# New York City 311 Data Motor Vehicle Crash

### This information comes from the website :
#### https://data.cityofnewyork.us/Public-Safety/Motor-Vehicle-Collisions-Crashes/h9gi-nx95

#### The data may be explored in entirety at this site. 
#### The import for this assignment will be limited to 50,000 rows. 

## Overview of Data

#### The data from the site and this dataset is comprised of information from police reports on crashes involving injuries, deaths, or greater than $1,0000 worth of damage. These records are avaiable publicly at the 311 Open Data Source. The site:  https://nycopendata.socrata.com/Social-Services/311-Service-Requests-from-2010-to-Present/erm2-nwe9. 

## Description

#### Each row represents an individual crash occurence. There are 29 columns each representing aspects related to the crash, such as location in latitude, longitude, vehicle type involved, persons injured or persons killed. This dataset was first made publicly available on May 7, 2014 and is updated daily with information from the New York Police Department. 

## Ingestion of Data

#### I will ingest data through pandas and limit to 300,000 rows.

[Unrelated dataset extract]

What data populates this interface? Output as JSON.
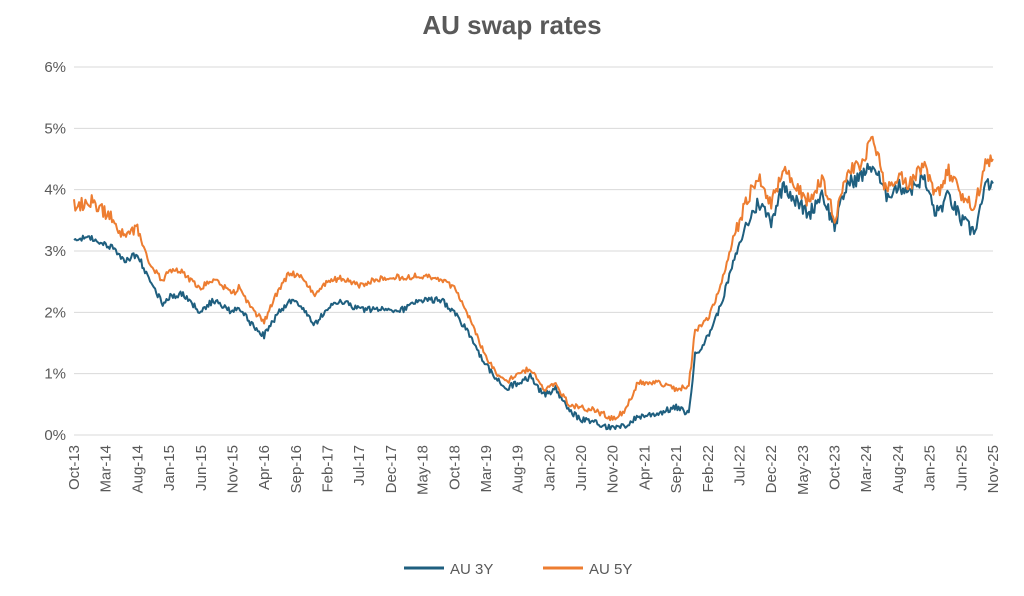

I would like to look at only data involving crashes involving Sedans.


In [None]:
import numpy as np
import pandas as pd
import datetime as dt
import sys
from IPython.core.display import display, HTML

In [None]:

vehicles = pd.read_csv("https://data.cityofnewyork.us/resource/h9gi-nx95.csv?$limit=500000")



In [None]:
data_dict = pd.read_excel("https://data.cityofnewyork.us/api/views/h9gi-nx95/files/2e58023a-21a6-4c76-b9e8-0101bf7509ca?download=true&filename=MVCollisionsDataDictionary.xlsx",
                         sheet_name='Column Info')
data_dict.head()

### Look at the dataset and shape of this information

In [None]:
vehicles.head()

#### Set options that allow us to view all columns of the dataframe and specific number of rows of the dataframe. 

In [None]:
pd.set_option('display.max_columns', None)
pd.set_option('display.max_rows', 500)
vehicles.head()

#### Look at the types of data in the set and overall information contained.

In [None]:
pd.options.display.max_info_rows = 5000000
vehicles.info()

#### drop columns with information we will not use


In [None]:
vehicles1 = vehicles.drop(columns = ['on_street_name','off_street_name'])
vehicles1

In [None]:
import seaborn as sns
sns.set()
import matplotlib.pyplot as plt
ax = sns.scatterplot(x="number_of_persons_injured", y="borough", data=vehicles1)
ax

In [None]:
!pip install plotly

In [None]:
import plotly.express as px

# error may be due to too many types of cars / too many required colors.  
# You want color to be used for a small number of categories where there are no NaN.
# When you're doing categorical variables (like type of car), you will probably want to 
# supply a color map.

fig = px.scatter_3d(vehicles1, x='borough', y='number_of_persons_injured', z='number_of_persons_killed')
fig.show()

In [None]:
import plotly.express as px
gapminder = px.data.gapminder()
fig = px.scatter_geo(gapminder, locations="iso_alpha", color="continent",
                     hover_name="country", size="pop",
                     animation_frame="year",
                     projection="natural earth")
fig.show()